Back at school, the students had been deep into the book The Immortal Life of Henrietta Lacks, learning about HeLa cells, an immortal ovarian cancer cell line used in cancer research that was taken, without consent, from Henrietta Lacks in 1951. On their visit to Massey, Clinical Research Nurse Mary Beth Tombes asked the students, "What should have happened, but did not, with Ms. Lacks?" A bright student responded, "They should have asked for her permission!" Agreeing, Mary Beth went on to explain the process of informed consent, and how, since the time of Ms. Lacks, clinical research has evolved to include procedures that ensure the safety and consent of participants. The students were then introduced to Massey researchers David Williams, assistant professor of pathology and co-director of Massey's Tissue Data Acquisition and Analysis Shared Resource Core, and Shirley Taylor, associate professor of microbiology and immunology and director of Massey's Biological Macromolecule Shared Resource Core.

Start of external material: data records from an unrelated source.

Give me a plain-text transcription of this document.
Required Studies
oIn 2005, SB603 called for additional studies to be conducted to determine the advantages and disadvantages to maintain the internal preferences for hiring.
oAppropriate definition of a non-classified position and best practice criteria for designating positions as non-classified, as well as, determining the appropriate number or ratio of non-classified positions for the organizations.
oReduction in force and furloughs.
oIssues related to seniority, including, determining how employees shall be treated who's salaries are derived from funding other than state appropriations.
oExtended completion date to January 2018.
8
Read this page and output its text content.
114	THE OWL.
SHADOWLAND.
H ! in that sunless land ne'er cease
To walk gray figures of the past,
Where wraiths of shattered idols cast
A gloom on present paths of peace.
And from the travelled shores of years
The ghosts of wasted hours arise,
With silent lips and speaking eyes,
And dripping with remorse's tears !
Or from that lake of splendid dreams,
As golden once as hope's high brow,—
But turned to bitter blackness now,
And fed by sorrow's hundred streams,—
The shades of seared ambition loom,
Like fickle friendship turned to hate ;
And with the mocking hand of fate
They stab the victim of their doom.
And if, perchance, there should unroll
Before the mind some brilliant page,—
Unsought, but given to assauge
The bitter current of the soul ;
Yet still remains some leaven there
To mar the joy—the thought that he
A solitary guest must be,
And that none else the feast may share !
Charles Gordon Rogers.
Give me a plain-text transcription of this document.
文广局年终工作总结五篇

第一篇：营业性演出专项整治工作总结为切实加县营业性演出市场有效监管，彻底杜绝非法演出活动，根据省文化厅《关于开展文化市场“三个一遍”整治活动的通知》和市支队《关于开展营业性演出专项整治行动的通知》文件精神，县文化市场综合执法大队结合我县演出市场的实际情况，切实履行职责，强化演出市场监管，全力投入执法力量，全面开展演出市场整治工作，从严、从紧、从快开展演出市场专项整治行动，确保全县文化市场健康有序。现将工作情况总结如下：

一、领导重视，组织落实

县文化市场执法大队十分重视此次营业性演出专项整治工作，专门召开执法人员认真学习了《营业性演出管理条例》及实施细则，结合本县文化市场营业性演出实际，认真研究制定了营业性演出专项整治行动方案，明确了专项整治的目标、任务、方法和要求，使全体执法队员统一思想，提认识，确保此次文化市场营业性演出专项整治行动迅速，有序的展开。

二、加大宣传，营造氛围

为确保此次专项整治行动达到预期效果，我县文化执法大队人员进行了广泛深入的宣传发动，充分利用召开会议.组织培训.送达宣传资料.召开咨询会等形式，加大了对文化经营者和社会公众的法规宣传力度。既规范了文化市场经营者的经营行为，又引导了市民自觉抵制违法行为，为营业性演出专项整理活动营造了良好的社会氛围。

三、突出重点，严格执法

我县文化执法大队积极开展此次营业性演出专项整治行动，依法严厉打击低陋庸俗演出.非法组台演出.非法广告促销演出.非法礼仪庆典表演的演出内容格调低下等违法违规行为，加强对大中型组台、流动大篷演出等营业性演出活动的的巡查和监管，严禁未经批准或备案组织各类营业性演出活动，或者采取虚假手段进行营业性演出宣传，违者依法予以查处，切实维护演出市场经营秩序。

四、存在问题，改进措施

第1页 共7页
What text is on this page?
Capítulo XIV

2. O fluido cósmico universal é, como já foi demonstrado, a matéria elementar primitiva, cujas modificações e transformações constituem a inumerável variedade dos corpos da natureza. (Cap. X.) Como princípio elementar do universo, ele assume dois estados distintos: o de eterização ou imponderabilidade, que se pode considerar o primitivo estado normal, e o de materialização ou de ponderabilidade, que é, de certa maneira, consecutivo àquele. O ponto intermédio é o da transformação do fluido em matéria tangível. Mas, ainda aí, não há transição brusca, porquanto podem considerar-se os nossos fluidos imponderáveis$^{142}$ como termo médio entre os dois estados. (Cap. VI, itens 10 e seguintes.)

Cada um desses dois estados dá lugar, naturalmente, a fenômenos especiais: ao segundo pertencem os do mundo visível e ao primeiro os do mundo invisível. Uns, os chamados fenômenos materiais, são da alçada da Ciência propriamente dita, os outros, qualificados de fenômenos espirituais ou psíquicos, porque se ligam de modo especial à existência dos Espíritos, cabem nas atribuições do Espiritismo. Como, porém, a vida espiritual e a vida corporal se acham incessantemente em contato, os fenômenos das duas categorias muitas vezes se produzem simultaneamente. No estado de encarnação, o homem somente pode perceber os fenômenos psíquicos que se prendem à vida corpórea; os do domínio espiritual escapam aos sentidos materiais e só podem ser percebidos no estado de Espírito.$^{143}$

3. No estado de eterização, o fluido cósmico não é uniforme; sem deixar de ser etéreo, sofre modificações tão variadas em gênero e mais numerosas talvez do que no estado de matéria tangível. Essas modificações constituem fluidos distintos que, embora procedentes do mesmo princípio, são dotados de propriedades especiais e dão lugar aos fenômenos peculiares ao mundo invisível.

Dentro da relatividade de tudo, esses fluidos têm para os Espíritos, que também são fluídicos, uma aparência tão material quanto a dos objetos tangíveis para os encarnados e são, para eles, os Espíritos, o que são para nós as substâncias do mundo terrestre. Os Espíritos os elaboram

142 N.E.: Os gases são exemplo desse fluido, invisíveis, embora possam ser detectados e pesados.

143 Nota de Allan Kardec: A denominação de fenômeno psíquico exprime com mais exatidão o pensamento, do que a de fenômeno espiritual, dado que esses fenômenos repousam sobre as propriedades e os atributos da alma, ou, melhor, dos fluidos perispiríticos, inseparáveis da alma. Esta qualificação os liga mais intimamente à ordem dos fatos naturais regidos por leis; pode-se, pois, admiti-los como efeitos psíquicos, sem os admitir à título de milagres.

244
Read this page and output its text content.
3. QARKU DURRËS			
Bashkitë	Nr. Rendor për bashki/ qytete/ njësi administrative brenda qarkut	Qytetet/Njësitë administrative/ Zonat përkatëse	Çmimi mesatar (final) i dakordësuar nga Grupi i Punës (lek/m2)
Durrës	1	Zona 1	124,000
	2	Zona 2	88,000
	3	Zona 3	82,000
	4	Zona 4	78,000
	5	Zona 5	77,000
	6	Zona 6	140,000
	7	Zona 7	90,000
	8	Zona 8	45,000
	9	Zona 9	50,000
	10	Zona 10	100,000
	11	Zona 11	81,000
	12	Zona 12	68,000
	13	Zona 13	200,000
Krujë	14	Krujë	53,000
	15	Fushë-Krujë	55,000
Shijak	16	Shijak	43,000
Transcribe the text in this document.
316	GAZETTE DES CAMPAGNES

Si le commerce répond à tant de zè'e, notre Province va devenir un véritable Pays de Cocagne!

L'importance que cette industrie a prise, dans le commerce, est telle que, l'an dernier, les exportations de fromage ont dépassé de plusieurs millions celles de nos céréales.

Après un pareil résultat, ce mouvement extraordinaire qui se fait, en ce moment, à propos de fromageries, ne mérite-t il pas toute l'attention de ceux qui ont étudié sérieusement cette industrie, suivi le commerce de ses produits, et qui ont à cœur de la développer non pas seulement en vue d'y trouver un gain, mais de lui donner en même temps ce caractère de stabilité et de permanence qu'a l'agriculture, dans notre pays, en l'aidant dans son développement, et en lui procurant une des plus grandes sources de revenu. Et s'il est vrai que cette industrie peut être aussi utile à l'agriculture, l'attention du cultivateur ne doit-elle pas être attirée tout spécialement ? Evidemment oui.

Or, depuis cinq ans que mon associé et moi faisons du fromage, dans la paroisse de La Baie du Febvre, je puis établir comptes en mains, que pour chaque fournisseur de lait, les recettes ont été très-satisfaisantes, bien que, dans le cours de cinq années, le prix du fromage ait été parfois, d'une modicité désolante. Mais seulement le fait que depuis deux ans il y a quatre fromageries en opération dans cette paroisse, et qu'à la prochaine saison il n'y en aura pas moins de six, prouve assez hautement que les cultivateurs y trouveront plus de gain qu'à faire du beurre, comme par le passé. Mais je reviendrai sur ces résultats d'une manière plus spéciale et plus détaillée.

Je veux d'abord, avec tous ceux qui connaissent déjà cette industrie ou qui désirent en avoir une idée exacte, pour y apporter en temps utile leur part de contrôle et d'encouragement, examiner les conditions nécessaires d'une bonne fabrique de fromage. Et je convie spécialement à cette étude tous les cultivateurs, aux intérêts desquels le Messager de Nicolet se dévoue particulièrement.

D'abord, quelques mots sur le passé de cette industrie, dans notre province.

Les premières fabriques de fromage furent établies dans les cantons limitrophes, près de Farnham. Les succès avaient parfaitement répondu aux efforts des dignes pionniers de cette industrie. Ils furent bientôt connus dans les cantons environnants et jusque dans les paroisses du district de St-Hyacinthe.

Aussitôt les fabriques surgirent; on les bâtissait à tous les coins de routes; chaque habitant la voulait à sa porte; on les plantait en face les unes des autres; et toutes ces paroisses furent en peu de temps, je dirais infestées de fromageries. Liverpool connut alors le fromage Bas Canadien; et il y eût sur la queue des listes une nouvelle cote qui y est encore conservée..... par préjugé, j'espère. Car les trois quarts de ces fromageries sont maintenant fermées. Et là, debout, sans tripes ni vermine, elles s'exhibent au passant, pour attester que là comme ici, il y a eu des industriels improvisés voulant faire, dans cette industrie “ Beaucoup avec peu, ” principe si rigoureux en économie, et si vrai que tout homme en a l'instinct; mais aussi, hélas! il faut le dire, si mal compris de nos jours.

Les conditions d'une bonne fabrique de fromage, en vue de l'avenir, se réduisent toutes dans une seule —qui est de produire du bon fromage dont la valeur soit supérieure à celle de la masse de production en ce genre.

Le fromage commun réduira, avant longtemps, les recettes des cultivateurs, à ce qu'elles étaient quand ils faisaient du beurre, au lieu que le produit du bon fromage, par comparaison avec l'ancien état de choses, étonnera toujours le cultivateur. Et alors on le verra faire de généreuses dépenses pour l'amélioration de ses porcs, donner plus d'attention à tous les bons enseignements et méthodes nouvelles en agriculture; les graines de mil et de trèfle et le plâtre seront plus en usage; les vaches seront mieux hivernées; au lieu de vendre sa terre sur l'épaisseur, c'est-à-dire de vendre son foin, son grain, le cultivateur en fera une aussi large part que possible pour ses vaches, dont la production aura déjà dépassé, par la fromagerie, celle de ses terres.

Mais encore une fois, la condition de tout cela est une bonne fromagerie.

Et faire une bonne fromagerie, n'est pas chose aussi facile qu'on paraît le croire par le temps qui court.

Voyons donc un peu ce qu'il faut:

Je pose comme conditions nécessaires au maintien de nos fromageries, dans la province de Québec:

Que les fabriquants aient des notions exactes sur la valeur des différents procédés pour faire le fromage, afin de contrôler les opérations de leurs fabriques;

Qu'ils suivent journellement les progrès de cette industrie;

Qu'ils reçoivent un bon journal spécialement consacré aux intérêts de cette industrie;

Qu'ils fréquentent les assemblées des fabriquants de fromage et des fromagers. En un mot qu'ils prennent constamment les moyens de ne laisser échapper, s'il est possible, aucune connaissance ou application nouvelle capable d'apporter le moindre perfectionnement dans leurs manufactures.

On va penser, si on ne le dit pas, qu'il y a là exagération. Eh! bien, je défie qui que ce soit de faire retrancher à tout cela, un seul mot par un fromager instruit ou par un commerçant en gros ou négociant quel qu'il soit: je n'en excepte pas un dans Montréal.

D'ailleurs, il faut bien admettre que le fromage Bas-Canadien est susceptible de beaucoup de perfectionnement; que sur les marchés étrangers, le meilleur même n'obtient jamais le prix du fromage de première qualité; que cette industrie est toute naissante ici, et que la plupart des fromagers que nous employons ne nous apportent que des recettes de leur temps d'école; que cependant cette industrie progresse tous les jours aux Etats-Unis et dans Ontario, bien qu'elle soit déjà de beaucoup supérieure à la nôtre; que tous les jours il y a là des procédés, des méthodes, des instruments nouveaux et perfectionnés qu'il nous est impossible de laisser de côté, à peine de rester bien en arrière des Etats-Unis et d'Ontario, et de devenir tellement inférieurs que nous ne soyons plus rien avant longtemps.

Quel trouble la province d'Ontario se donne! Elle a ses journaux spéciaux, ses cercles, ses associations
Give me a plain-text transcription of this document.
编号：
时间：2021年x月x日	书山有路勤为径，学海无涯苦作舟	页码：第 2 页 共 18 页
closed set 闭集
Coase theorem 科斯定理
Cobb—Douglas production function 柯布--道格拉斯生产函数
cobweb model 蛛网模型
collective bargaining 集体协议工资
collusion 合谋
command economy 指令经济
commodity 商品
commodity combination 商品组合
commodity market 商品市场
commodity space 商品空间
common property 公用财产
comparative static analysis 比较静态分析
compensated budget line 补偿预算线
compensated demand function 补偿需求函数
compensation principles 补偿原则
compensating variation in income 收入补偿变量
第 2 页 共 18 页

Dr. Williams led the students to the Clinical Services Support Center, where they discussed the DNA of cancer and saw researchers working with actual tissue samples in cutting-edge negative pressure labs. The class also visited Dr. Taylor's lab, where they took turns looking at E. coli cells under a microscope. Dr. Taylor explained that if she were to show them actual HeLa cells, the cells would likely contaminate her lab because they spread exceedingly fast and are very difficult to kill. In addition, the students toured Massey's Healing Garden and learned about the importance of a peaceful, outdoor space for cancer patients and about several of the plants' chemotherapeutic uses, and how much of the research that takes place at Massey would not be possible without the generosity of donors.
"I am fortunate to have a class full of inquisitive ninth graders who seek to truly understand the concepts that they are taught," said the class's teacher, Mrs. Vonita Giddings. "VCU Massey Cancer Center gave my students the awesome opportunity to bring those concepts to life. This experience showed them that the knowledge they are gaining in our classroom is being used to save lives and to make a positive impact in the world."